I mean, I need to start somewhere.
Anonymous
Anonymous wrote:I was hired with no nanny experience, but with lots of experience with children of all ages (at a daycare).

I mean, I need to start somewhere.


Everybody has a first hire, I was hired without experience 11 years ago too. But I'm much more interested in what parents' impressions of novice vs experienced nannies are.
Anonymous
It is more about attitude than anything else. But I would say mid-level experience and age are often best. One nanny I had was a grandmother, lots of experience, very set in her ways, thought she knew more than me, and had a lot of attitude. Next I had someone very young with a little experience. She had a hard time learning and really understanding what it meant to be a nanny, as opposed to a babysitter. She was fun with the kids, but it took a long time for her to learn the basics, and she had no interest in cleaning up after the kids, doing laundry, and the less "fun" parts of watching children. I found someone in the middle, and she was best (7 years experience, still young and energetic). But a lot I think was personality in general. If the young one had a better work ethic, or the grandmother had less attitude.

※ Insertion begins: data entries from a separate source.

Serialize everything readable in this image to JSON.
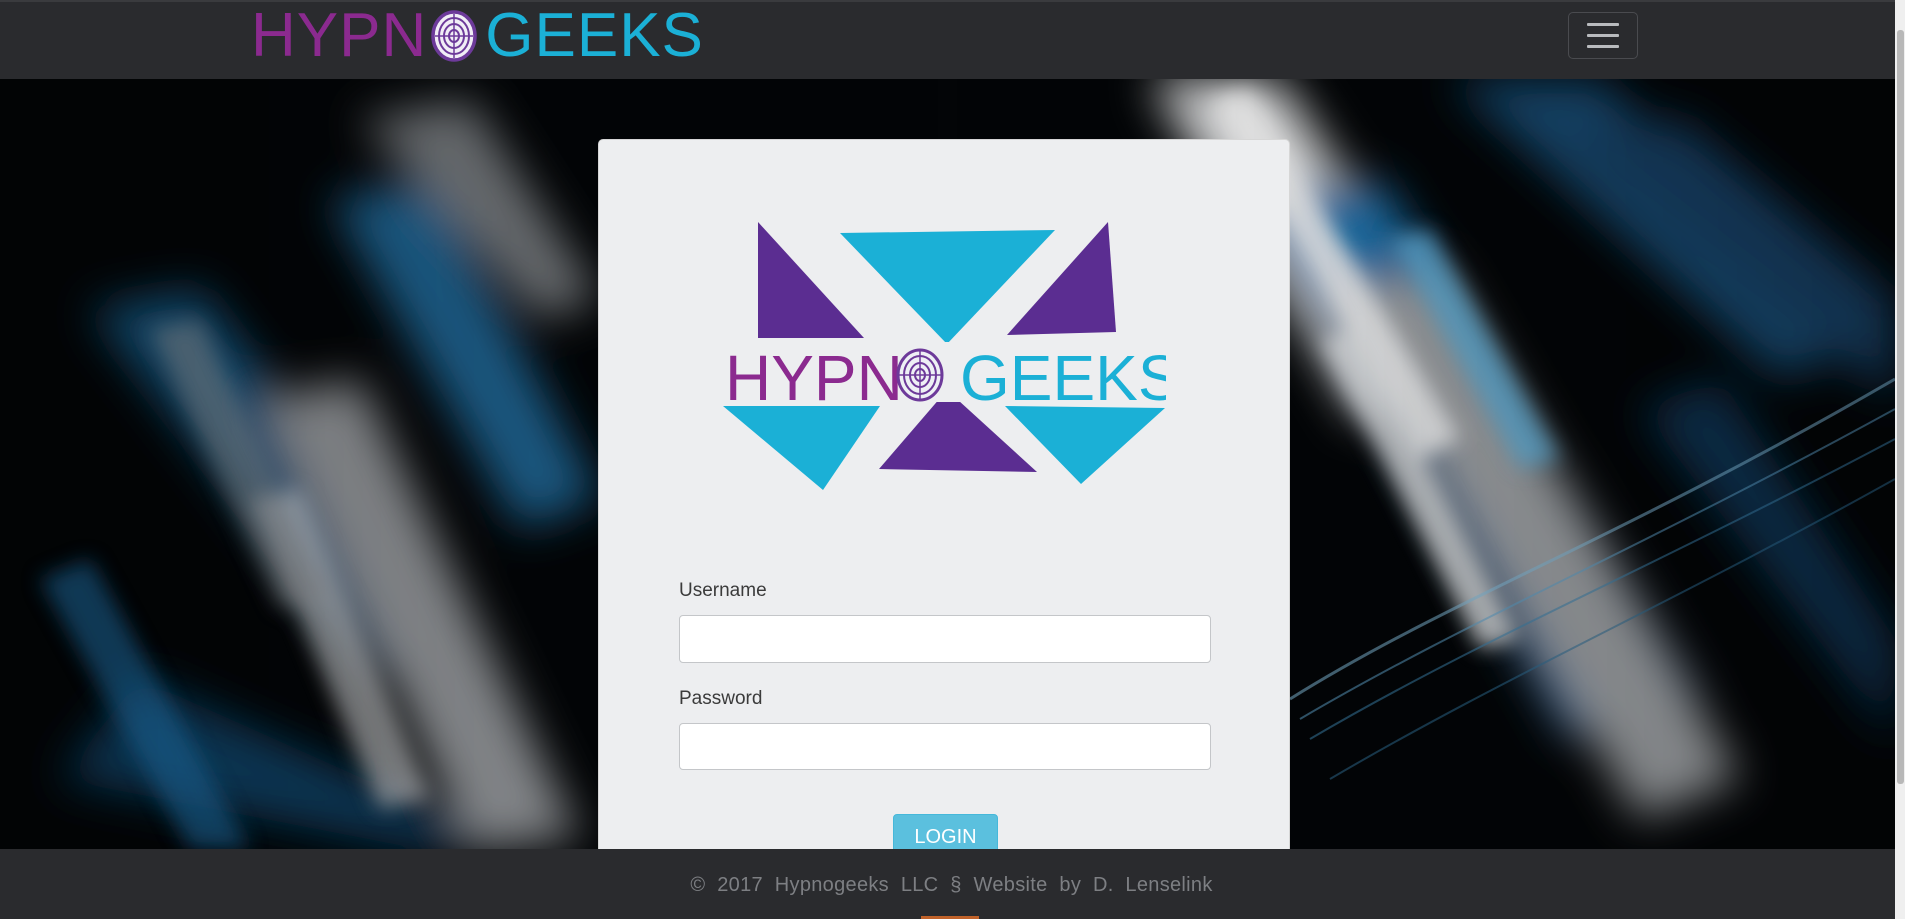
{
  "brand": {
    "left_text": "HYPN",
    "right_text": "GEEKS"
  },
  "header": {
    "menu_toggle": "hamburger-menu-icon"
  },
  "logo": {
    "left_text": "HYPN",
    "right_text": "GEEKS"
  },
  "login_form": {
    "username_label": "Username",
    "username_value": "",
    "password_label": "Password",
    "password_value": "",
    "login_label": "LOGIN"
  },
  "footer": {
    "text": "© 2017 Hypnogeeks LLC § Website by D. Lenselink"
  },
  "colors": {
    "brand_purple": "#8b2a8f",
    "brand_cyan": "#1bb0d6",
    "triangle_purple": "#5b2d91",
    "button": "#5bc0de",
    "bar": "#2a2b2e"
  }
}
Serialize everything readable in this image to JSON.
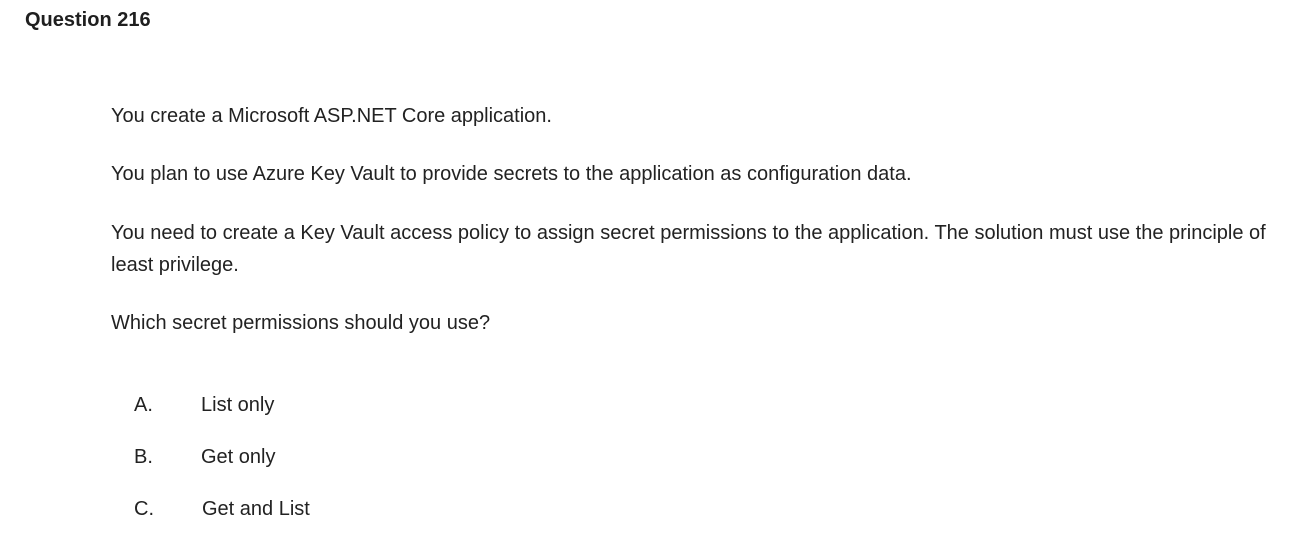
{
  "question": {
    "title": "Question 216",
    "paragraphs": [
      "You create a Microsoft ASP.NET Core application.",
      "You plan to use Azure Key Vault to provide secrets to the application as configuration data.",
      "You need to create a Key Vault access policy to assign secret permissions to the application. The solution must use the principle of least privilege.",
      "Which secret permissions should you use?"
    ],
    "options": [
      {
        "letter": "A.",
        "text": "List only"
      },
      {
        "letter": "B.",
        "text": "Get only"
      },
      {
        "letter": "C.",
        "text": "Get and List"
      }
    ]
  }
}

I know people who have great older, experienced nannies, and I know others with great au pairs who are young and pretty inexperienced.
Anonymous
I like an experienced nanny who can dive right in without a lot of direction. It makes it easier on me
Anonymous
Anonymous wrote:
Anonymous wrote:I was hired with no nanny experience, but with lots of experience with children of all ages (at a daycare).

I mean, I need to start somewhere.


Everybody has a first hire, I was hired without experience 11 years ago too. But I'm much more interested in what parents' impressions of novice vs experienced nannies are.


I'm the one near the top who said I hired someone without experience as a nanny. She had a lot of experience being around kids, has a genuine interest, is open to discussion, happy to research issues that come up, etc. There was a nanny on here a week or so ago saying she wanted a baby to cry it out and kept claiming HER way was THE way to raise a baby into a good person, and seemed very resistant when others posted perhaps the mother didn't want the baby crying it out. My nanny is not so rigid in her ways that she is closed to various ways of doing things. So I can say to her, "Would you research half a dozen toys that aren't plastic or character-based for DD's age-range?" and she will do it and when I come home there will be a list waiting for me. She won't just say, "Oh, every toddler I've worked with has had this Disney thing; get that" and then get upset when I don't get it. When I said something during the newborn stage about not being sure if the baby was still hungry, she suggested sticking my knuckle in the baby's mouth to see if she sucked. DH did not want that done, so she figured out a different way and was pleasant about it. This is why I'm happy having someone without specific nanny experience. No ego based on experience, happy to brainstorm and really work WITH us.